Imagine all the things you love about a cookie: chewy or crisp, moist, flavorful and melts in your mouth. Those are contributions from fat! With a variety of baking fats available, understanding what each type can do for your baked goods can prove helpful.
For example, lard is especially good for making flaky pie crusts. For cookies, however, both butter and shortening are popular choices. Let’s discuss the differences below.
The role of fat in cookies
Before delving deeper, it is beneficial to familiarize ourselves with the role of fat in baking cookies. Fat is one of the necessary building blocks to produce any baked goods – and cookies are no exception. It is what imparts mouthfeel qualities, affects texture and structure, and most importantly packs your cookies with flavor.
Differences between vegetable shortening vs butter
As a preface, shortening is a fat that is semi-solid or solid at room temperature. By definition, fats such as lard and margarine fall into this category, but today the term ‘shortening’ can simply refer to vegetable shortening.
As its name implies, vegetable shortening is derived from plant sources – typically soybean or cottonseed oil. Since oil is naturally liquid at room temperature, how does vegetable shortening fit into the definition of being semi-solid or solid? This is because of a process called hydrogenation which converts unsaturated fats to become saturated, solidifying the oil.
- Palm oil has a higher melting point and is usually added to make shortening harder without as much hydrogenation.
- Butter, on the other hand, is a dairy product made from churning milk.
The general difference that affects baking, is that shortening is 100 percent fat, whereas butter is only 80 percent. This is because butter contains up to 16% moisture and around 2% milk solids.
Shortening does not have moisture to promote gluten formation, resulting in a more tender, crumbly cookie. Butter, on the other hand, can produce a chewy cookie when gluten is formed.
It may sound contradictory but using butter can also yield crispy cookies. This is possible since butter spreads thinner during baking. However, it must be baked long enough until the water is driven off.
Low temperature and longer time will allow this without burning the cookie. Creaming the butter instead of melting it will introduce an airy texture that can add to the crunch.
Shortening has a higher melting point (117ºF/47ºC) than butter (95ºF/35ºC), which allows it to stay solid for longer and have its structure set, resulting in a cookie that spreads less and therefore, will be taller.

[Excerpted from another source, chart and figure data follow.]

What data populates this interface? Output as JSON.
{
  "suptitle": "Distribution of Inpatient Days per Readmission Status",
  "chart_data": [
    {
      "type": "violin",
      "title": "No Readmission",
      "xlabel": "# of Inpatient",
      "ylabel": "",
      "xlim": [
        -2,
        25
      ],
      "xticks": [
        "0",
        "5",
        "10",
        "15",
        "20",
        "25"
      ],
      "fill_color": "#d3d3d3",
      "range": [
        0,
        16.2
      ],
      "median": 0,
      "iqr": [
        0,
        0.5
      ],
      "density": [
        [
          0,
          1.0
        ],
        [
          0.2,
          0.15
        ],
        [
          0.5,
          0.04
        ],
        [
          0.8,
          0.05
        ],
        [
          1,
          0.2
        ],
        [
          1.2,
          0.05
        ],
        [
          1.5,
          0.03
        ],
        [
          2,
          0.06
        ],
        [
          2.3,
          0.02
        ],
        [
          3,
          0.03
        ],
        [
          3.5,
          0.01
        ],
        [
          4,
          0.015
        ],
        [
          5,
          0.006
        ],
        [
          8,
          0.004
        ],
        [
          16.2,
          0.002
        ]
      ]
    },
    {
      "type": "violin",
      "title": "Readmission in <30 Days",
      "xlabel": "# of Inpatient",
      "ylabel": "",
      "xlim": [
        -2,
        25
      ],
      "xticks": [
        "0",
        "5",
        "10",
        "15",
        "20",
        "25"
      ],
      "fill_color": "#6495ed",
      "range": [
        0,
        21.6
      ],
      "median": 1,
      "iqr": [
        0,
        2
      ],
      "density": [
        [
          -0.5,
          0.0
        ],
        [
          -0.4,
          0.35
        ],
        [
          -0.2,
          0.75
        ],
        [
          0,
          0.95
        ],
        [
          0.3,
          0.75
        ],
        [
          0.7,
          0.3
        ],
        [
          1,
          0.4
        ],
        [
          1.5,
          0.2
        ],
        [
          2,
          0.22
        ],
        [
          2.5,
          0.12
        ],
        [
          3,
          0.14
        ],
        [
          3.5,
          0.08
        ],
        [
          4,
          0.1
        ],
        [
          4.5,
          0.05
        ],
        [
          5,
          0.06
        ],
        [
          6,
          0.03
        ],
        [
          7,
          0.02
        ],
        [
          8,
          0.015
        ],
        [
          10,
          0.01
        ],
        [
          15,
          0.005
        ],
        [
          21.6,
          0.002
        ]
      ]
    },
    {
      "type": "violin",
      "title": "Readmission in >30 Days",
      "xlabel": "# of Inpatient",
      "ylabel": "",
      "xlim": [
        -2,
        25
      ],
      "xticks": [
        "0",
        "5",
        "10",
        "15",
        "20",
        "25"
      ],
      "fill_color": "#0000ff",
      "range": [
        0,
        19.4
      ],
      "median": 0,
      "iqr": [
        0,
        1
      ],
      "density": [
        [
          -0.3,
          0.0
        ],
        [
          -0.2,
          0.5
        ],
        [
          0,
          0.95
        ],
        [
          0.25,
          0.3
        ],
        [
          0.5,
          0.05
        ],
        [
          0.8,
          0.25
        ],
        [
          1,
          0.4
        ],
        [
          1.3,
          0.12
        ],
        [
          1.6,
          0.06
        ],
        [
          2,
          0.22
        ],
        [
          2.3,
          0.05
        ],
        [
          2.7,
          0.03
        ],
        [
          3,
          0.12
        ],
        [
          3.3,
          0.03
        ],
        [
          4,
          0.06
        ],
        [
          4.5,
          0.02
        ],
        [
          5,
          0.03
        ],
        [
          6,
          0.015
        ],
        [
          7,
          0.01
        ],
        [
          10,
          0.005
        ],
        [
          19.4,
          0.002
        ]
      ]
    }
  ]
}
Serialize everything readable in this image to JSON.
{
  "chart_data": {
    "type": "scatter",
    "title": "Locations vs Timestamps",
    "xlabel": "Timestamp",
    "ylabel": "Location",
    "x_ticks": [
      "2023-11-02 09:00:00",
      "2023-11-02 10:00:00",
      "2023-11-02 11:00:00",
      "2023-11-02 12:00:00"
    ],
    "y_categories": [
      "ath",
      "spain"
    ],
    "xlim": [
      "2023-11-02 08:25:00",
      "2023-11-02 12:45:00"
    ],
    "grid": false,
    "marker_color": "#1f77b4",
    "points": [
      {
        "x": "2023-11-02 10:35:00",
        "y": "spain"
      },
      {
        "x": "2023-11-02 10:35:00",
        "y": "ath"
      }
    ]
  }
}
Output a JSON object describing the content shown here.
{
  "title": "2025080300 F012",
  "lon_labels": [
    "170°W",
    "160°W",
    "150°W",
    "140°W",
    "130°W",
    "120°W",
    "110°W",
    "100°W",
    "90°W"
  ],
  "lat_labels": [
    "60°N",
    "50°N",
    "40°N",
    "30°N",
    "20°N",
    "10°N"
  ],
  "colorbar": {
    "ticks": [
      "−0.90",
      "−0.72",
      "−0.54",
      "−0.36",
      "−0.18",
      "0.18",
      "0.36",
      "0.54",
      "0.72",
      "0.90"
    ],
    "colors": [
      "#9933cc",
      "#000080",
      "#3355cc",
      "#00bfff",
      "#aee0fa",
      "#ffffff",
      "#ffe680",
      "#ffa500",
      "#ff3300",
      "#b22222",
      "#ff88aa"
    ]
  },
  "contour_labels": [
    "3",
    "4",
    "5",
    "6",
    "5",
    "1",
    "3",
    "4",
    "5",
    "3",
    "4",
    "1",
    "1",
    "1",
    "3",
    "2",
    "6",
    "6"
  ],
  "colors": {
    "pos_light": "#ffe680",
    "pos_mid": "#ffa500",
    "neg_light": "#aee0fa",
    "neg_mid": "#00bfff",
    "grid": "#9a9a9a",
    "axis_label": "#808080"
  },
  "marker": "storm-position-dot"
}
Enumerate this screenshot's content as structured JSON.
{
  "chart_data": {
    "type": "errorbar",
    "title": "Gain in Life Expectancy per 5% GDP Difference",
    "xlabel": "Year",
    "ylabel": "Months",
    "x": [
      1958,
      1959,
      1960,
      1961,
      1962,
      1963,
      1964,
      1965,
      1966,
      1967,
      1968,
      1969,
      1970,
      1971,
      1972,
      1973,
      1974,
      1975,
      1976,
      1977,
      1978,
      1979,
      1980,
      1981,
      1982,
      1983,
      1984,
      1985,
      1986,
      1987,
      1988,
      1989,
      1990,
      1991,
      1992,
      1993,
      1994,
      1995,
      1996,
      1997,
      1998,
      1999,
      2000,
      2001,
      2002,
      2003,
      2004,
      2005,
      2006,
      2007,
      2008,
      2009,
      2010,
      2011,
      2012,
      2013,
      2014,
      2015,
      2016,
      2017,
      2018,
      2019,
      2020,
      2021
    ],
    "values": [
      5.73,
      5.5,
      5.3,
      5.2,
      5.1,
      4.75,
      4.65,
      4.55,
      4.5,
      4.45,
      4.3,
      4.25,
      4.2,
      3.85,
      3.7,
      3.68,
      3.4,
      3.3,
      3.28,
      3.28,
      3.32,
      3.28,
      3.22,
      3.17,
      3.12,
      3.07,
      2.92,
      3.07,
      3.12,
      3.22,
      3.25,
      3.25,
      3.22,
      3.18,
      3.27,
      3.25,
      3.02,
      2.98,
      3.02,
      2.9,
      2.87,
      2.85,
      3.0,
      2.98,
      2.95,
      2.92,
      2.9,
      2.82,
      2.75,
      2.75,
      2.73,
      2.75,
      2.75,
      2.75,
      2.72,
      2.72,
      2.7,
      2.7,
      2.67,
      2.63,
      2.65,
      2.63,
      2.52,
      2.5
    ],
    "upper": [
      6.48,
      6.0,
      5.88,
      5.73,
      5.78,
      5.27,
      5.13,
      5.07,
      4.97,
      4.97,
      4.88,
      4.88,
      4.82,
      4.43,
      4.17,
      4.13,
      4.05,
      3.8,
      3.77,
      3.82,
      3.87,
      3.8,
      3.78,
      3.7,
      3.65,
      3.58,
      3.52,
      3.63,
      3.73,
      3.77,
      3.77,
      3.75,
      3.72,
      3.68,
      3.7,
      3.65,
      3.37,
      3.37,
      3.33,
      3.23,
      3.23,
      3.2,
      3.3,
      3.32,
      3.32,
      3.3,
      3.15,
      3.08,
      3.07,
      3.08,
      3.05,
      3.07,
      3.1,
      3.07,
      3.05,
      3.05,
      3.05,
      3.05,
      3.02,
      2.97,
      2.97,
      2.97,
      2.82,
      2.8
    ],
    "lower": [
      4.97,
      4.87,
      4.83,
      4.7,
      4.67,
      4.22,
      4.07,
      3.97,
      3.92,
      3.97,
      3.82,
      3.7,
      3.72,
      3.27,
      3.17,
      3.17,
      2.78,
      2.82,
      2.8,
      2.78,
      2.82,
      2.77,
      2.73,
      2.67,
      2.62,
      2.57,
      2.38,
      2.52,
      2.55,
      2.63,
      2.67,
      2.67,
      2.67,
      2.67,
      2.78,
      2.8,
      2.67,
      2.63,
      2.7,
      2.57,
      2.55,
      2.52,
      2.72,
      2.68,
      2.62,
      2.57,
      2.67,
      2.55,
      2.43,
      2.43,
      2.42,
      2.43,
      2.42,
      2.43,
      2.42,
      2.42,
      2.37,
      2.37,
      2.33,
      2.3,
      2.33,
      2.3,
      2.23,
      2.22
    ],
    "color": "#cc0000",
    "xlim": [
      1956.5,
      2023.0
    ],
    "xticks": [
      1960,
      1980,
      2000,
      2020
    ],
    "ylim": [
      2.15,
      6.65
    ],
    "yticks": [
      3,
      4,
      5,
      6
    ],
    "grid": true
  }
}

If spreadability is something you worry about, it might be worthwhile to use shortening in cookies like Snickerdoodle with a high ratio of wet ingredients. To reduce spreading when using butter, you can refrigerate the cookie dough for at least 30 minutes before baking. Make sure you’re not placing cookies too close on the tray.
For better structure, aim for a butter temperature of 65 to 67ºF (18 to 19ºC) to ensure its fat crystals are intact and are firm enough to hold the incorporated air bubbles from creaming. Avoid creaming for too long as it can warm the butter to over 68ºF (20ºC) where the butterfat starts melting, defeating the purpose of starting with an ideal butter temperature.
The flavor of butter is unrivaled and since shortening is essentially vegetable oil, it simply has a bland, oily taste.
Shortening may have its advantages, but when it comes down to a Danish Cookies for example where there aren’t other strong contributing flavors, you might want to stick to butter to avoid compromising its star flavor. If you must use shortening, try the butter-flavored version.
Which is healthier?
Traditionally, shortening made through hydrogenation produces trans fats which have gotten a bad rap. Because of this, companies have made shortening with 0g of trans fat now available just like the one from Crisco.
Keep in mind that rounding rules make it possible for its trans fat to be labeled as 0g as long as it is under 0.5g. This means that it may not be completely trans fat-free.
Butter actually contains natural trans fat too but in small amounts, which in the same way, allows it to be labeled as 0g. Butter does, however, have a leg up on shortening whereby it contains beneficial fatty acids and nutrients that shortening does not such as vitamins A, E, K and B12.
At face value, while butter may seem like the “healthier” option, it’s worth remembering that it’s still high in calories and saturated fat.
Can I substitute shortening for butter?
Certainly, but remember that a weight-to-weight replacement with butter will result in less fat since it is only 80% fat. To attain the same amount of fat, butter should be added at 1.2 times the amount of shortening from the original recipe.
To fully exploit the textural benefits of shortening and the unmatchable flavor of butter, you can try using both, half and half in a recipe.